The dimensions of the plate and its tilt
angle, among other parameters, have to be selected properly
to achieve good depth estimates. The plate parameters
affect the amount of depth-sensitive displacement in the image. Larger
refractive
index and thicker plate yield a larger
displacement, which corresponds
to a higher depth resolution.
However, larger refractive
index and thicker plate also introduce
larger chromatic
aberration, which may degrade the image
quality. The tilt angle of the plate also affects the displacement - larger the
tilt angle, larger the pixel displacement for the same depth. However,
with the increase of the tilt angle, the size
of the plate increases dramatically.
Prototype
We have developed a prototype with the
rotating plate oriented at a fixed tilt angle. It requires
calibration only once, in the beginning, after
which the system acquires images continuously
without the need for any further
calibration. This is achieved by rotating
the plate continuously about the x, y and/or z
axes, acquiring images at video rate.
The images of a scene point, acquired during
rotation, lie along a 4-dimensional manifold in the space defined by the object
depth in the viewing direction, and the three
rotation angles. To estimate object depth in a
given direction, we simply find the best
estimate of the intersection of the line in
that direction with the manifold samples
obtained from the images acquired
during rotation.
Each pixel in each image thus contributes to
the number of manifold samples. Since the
locations of pixels in different images define
a denser array
of directions than possible with a single (orientation)
image grid, the system yields depth estimates
along a direction array
denser than the original
images.
We
used a Sony DFX900 color camera equipped with a 16mm lens, and an ordinary glass plate with 13mm thickness and refractive index of around 1.5. The plate was mounted on a rotary stage and tilted approximately 45º with respect to the image plane. A total 36 plate
poses , evenly distributed within the range of 360º, were calibrated and used to recover depth and synthesize the super-resolution images.

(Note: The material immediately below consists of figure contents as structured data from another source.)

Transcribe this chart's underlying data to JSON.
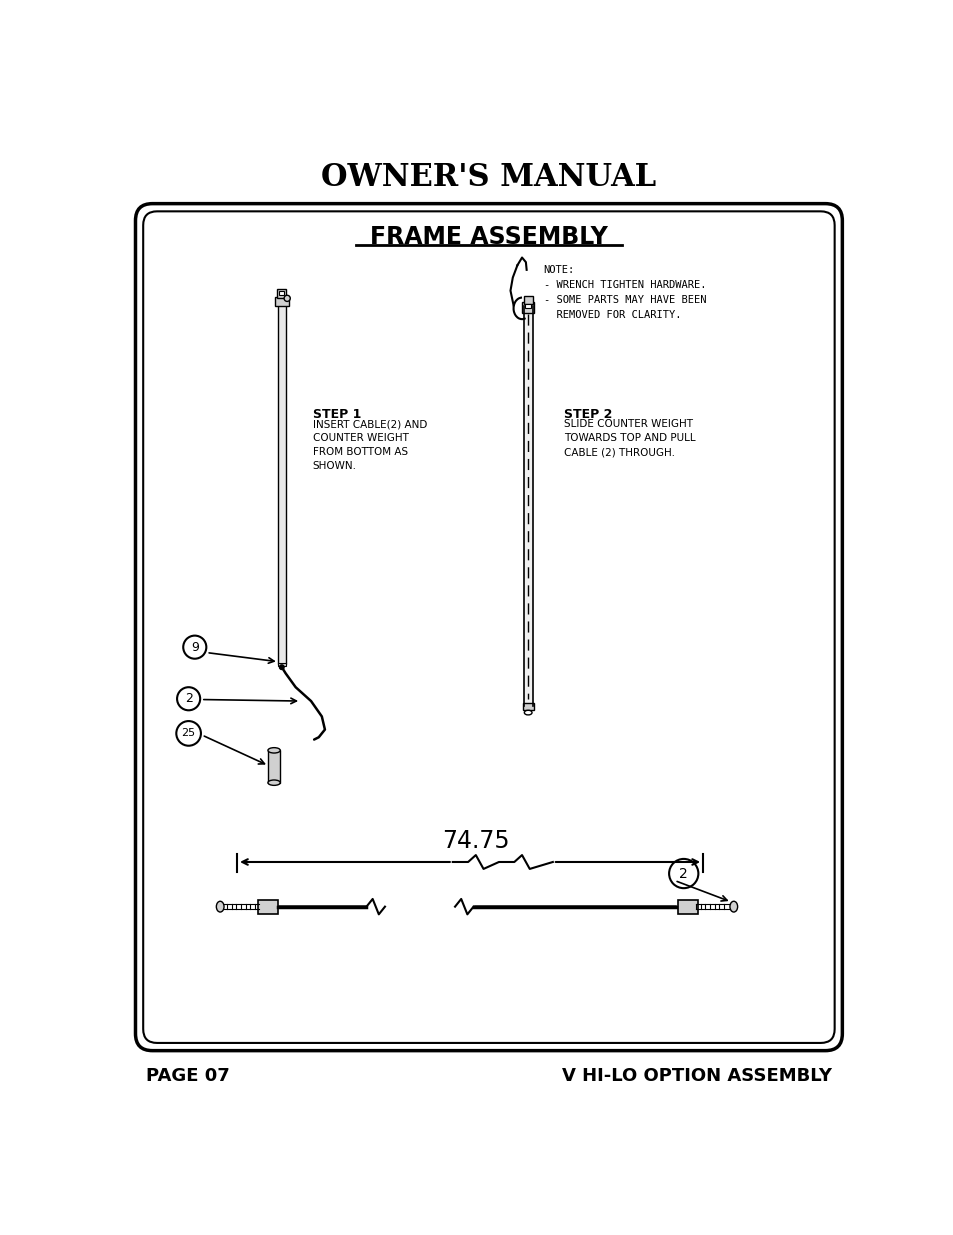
{
  "title": "OWNER'S MANUAL",
  "section_title": "FRAME ASSEMBLY",
  "note_text": "NOTE:\n- WRENCH TIGHTEN HARDWARE.\n- SOME PARTS MAY HAVE BEEN\n  REMOVED FOR CLARITY.",
  "step1_title": "STEP 1",
  "step1_text": "INSERT CABLE(2) AND\nCOUNTER WEIGHT\nFROM BOTTOM AS\nSHOWN.",
  "step2_title": "STEP 2",
  "step2_text": "SLIDE COUNTER WEIGHT\nTOWARDS TOP AND PULL\nCABLE (2) THROUGH.",
  "dimension_label": "74.75",
  "page_left": "PAGE 07",
  "page_right": "V HI-LO OPTION ASSEMBLY",
  "bg_color": "#ffffff",
  "border_color": "#000000",
  "text_color": "#000000",
  "label9": "9",
  "label2": "2",
  "label25": "25"
}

We tested our system with two objects: house and monster head. The experimental results of the house object are shown in Fig 2. Fig. 2a is one of the input
images taken through the plate, Fig. 2b shows the recovered depth map, and Fig. 2c shows a new view generated from the reconstructed house model.
Fig 3 shows the experimental results for the monster head object. Figs 3a~3c show one of input images,
the recovered depth map, and a new view of the reconstructed head model, respectively. This result indicates that the camera performs well for objects having a limited amount of texture.